Despite having a lot of creativity in it's setting and character goals, One Piece also has it's fair share of lacking creativity in certain elements of the story and characters. For instance, a fair bit of terminology is taken directly from things such as mythologies or fairy tales (eg. The Admirals' code names, the Ancient weapons, etc.), with many such ideas not being fleshed out enough to explain how they fit into One Piece's world. For instance, we see plenty of nuns, yet aren't given details on how similar or different they are to Catholic nuns in our world. Still, I can excuse this point as minor nitpicking, especially for a series with enough content to surpass a 20 year run without feeling milked, though not as much as many arcs having a repetitive formula. Most of the time Luffy will split up the crew and either get ambushed by an enemy trap (Alabasta, Thriller Bark) or mistaken as an enemy by the island's populace (CP9, Amazon Lily), which can make it quite infuriating that supposedly smart characters like Nami, Usopp or Robin never offer an alternative initial plan.
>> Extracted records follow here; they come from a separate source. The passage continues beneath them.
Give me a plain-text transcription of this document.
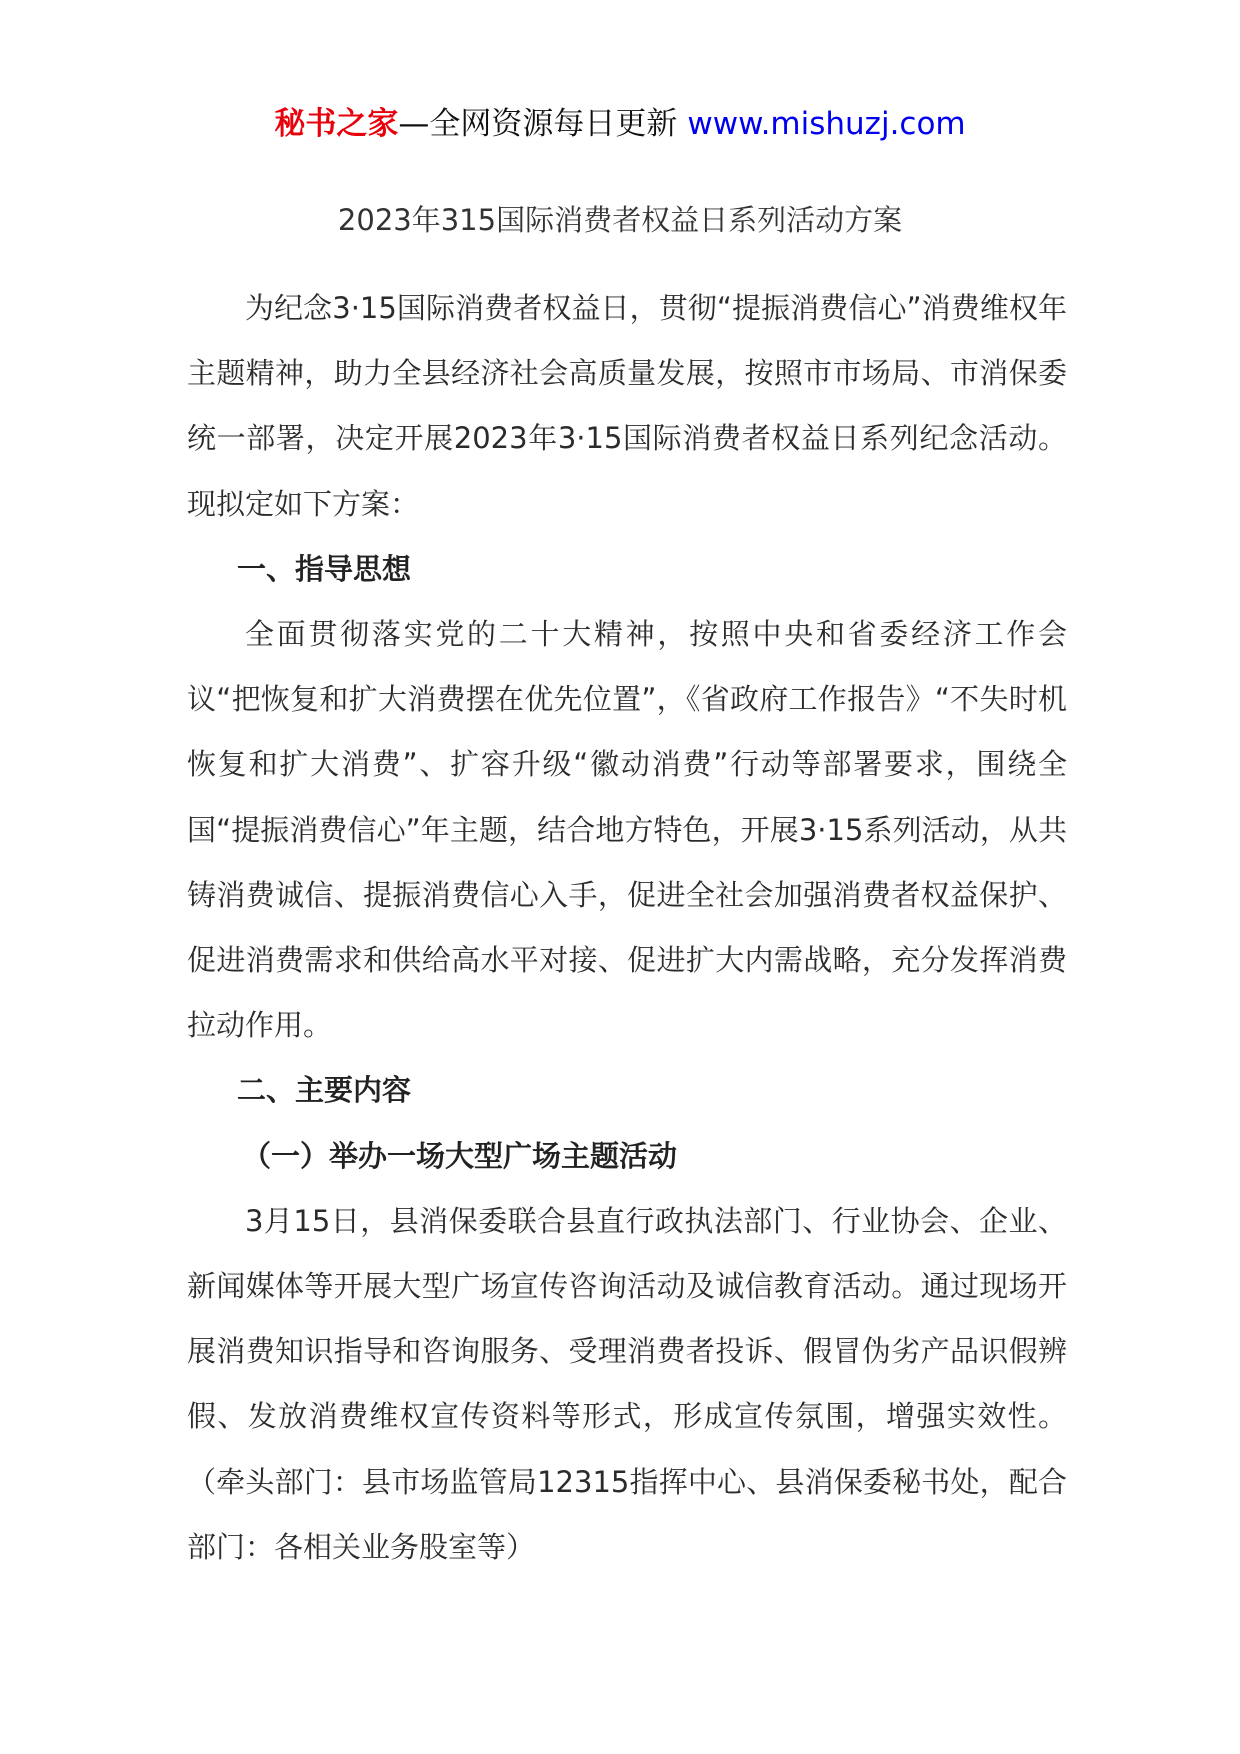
秘书之家—全网资源每日更新 www.mishuzj.com
2023年315国际消费者权益日系列活动方案

为纪念3·15国际消费者权益日，贯彻“提振消费信心”消费维权年主题精神，助力全县经济社会高质量发展，按照市市场局、市消保委统一部署，决定开展2023年3·15国际消费者权益日系列纪念活动。现拟定如下方案：

一、指导思想

全面贯彻落实党的二十大精神，按照中央和省委经济工作会议“把恢复和扩大消费摆在优先位置”，《省政府工作报告》“不失时机恢复和扩大消费”、扩容升级“徽动消费”行动等部署要求，围绕全国“提振消费信心”年主题，结合地方特色，开展3·15系列活动，从共铸消费诚信、提振消费信心入手，促进全社会加强消费者权益保护、促进消费需求和供给高水平对接、促进扩大内需战略，充分发挥消费拉动作用。

二、主要内容
（一）举办一场大型广场主题活动

3月15日，县消保委联合县直行政执法部门、行业协会、企业、新闻媒体等开展大型广场宣传咨询活动及诚信教育活动。通过现场开展消费知识指导和咨询服务、受理消费者投诉、假冒伪劣产品识假辨假、发放消费维权宣传资料等形式，形成宣传氛围，增强实效性。（牵头部门：县市场监管局12315指挥中心、县消保委秘书处，配合部门：各相关业务股室等）
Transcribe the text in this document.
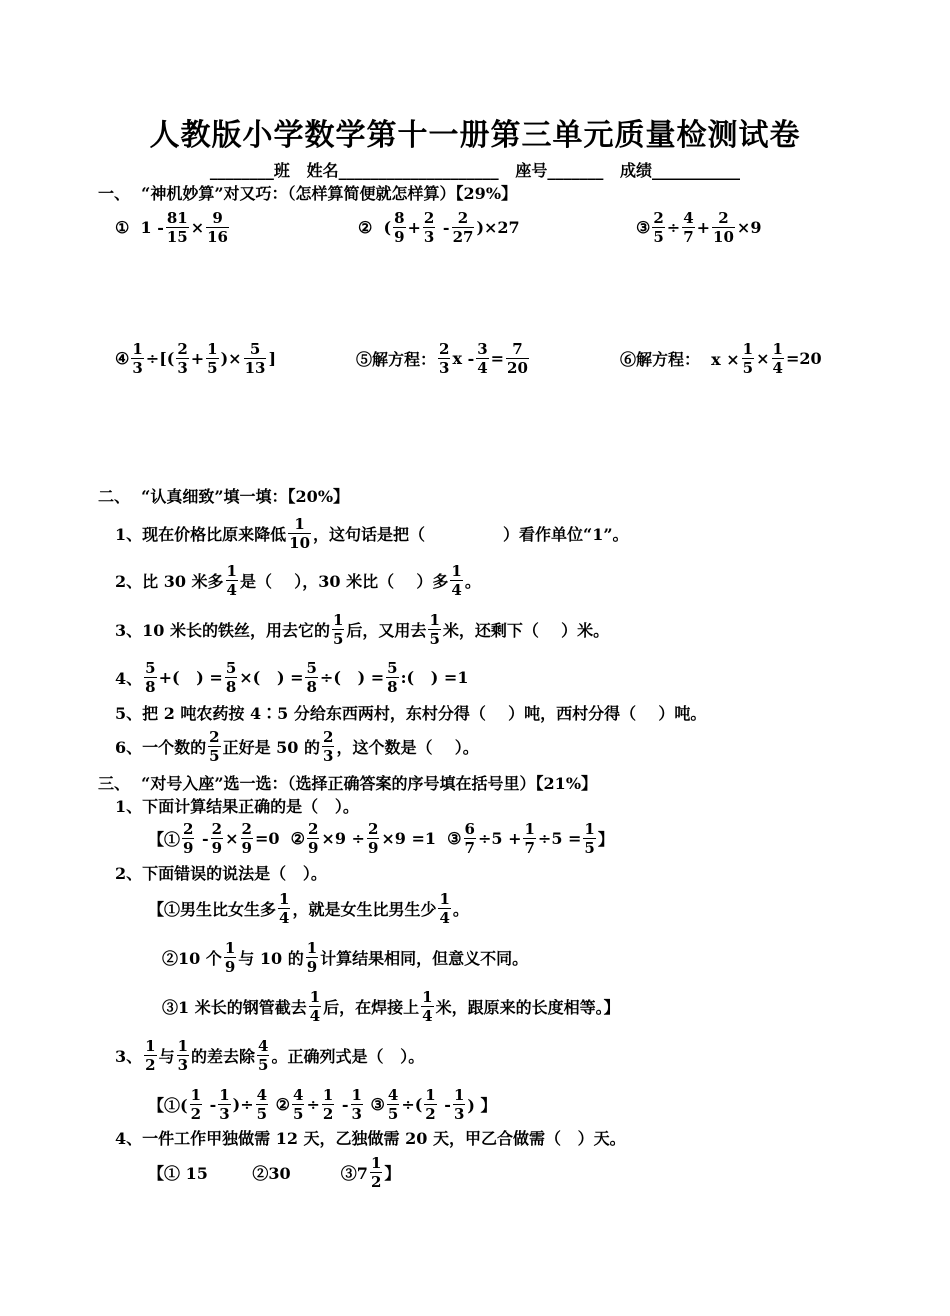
人教版小学数学第十一册第三单元质量检测试卷
________班   姓名____________________   座号_______   成绩___________
一、  “神机妙算”对又巧：（怎样算简便就怎样算）【29%】
①  $1 - \frac{81}{15} \times \frac{9}{16}$	②  ( $\frac{8}{9} + \frac{2}{3} - \frac{2}{27} )\times 27$	③ $\frac{2}{5} \div \frac{4}{7} + \frac{2}{10} \times 9$
④ $\frac{1}{3}$ ÷[( $\frac{2}{3} + \frac{1}{5}$ )× $\frac{5}{13}$ ]	⑤解方程： $\frac{2}{3}$ $x - \frac{3}{4} = \frac{7}{20}$	⑥解方程：  $x \times \frac{1}{5} \times \frac{1}{4} =20$
二、  “认真细致”填一填：【20%】
1、现在价格比原来降低 $\frac{1}{10}$ ，这句话是把（              ）看作单位“1”。
2、比 30 米多 $\frac{1}{4}$ 是（    ），30 米比（    ）多 $\frac{1}{4}$ 。
3、10 米长的铁丝，用去它的 $\frac{1}{5}$ 后，又用去 $\frac{1}{5}$ 米，还剩下（    ）米。
4、 $\frac{5}{8}$ +(   ) = $\frac{5}{8}$ ×(   ) = $\frac{5}{8}$ ÷(   ) = $\frac{5}{8}$ :(   ) =1
5、把 2 吨农药按 4∶5 分给东西两村，东村分得（    ）吨，西村分得（    ）吨。
6、一个数的 $\frac{2}{5}$ 正好是 50 的 $\frac{2}{3}$ ，这个数是（    ）。
三、  “对号入座”选一选：（选择正确答案的序号填在括号里）【21%】
1、下面计算结果正确的是（   ）。
【① $\frac{2}{9} - \frac{2}{9} \times \frac{2}{9} =0$  ② $\frac{2}{9} \times 9 \div \frac{2}{9} \times 9 =1$  ③ $\frac{6}{7} \div 5 + \frac{1}{7} \div 5 = \frac{1}{5}$ 】
2、下面错误的说法是（   ）。
【①男生比女生多 $\frac{1}{4}$ ，就是女生比男生少 $\frac{1}{4}$ 。
②10 个 $\frac{1}{9}$ 与 10 的 $\frac{1}{9}$ 计算结果相同，但意义不同。
③1 米长的钢管截去 $\frac{1}{4}$ 后，在焊接上 $\frac{1}{4}$ 米，跟原来的长度相等。】
3、 $\frac{1}{2}$ 与 $\frac{1}{3}$ 的差去除 $\frac{4}{5}$ 。正确列式是（   ）。
【①( $\frac{1}{2} - \frac{1}{3}$ )÷ $\frac{4}{5}$ ② $\frac{4}{5} \div \frac{1}{2} - \frac{1}{3}$ ③ $\frac{4}{5}$ ÷( $\frac{1}{2} - \frac{1}{3}$ ) 】
4、一件工作甲独做需 12 天，乙独做需 20 天，甲乙合做需（   ）天。
【① 15        ②30         ③7 $\frac{1}{2}$ 】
Part 2 I don't have much to say on. The flaws it's panned for were already there in Part 1, but just became far more apparent and vastly outweighed the good aspects, unlike part 1 which was for the most part an enjoyable series. The lack of character development became even more annoying after the events of Marineford should've ushered in changes for more than just Zoro, the names for new characters were taken from pre-existing works even more than before (The Kraken, Otohime, Loki) and the predictable formulas of arcs got up to the point where some seemed like pure copy-pastes of previous ones, only made far less engaging (Fishman Island = Arlong Park, Dressrosa = Alabasta).
I still consider Oda's writing quality decent for many similar reasons as Toriyama's better attributes, such as creative settings, unique items of the world and colourful characters. However, his ideas would need to be executed far better to be considered one of the best mangaka.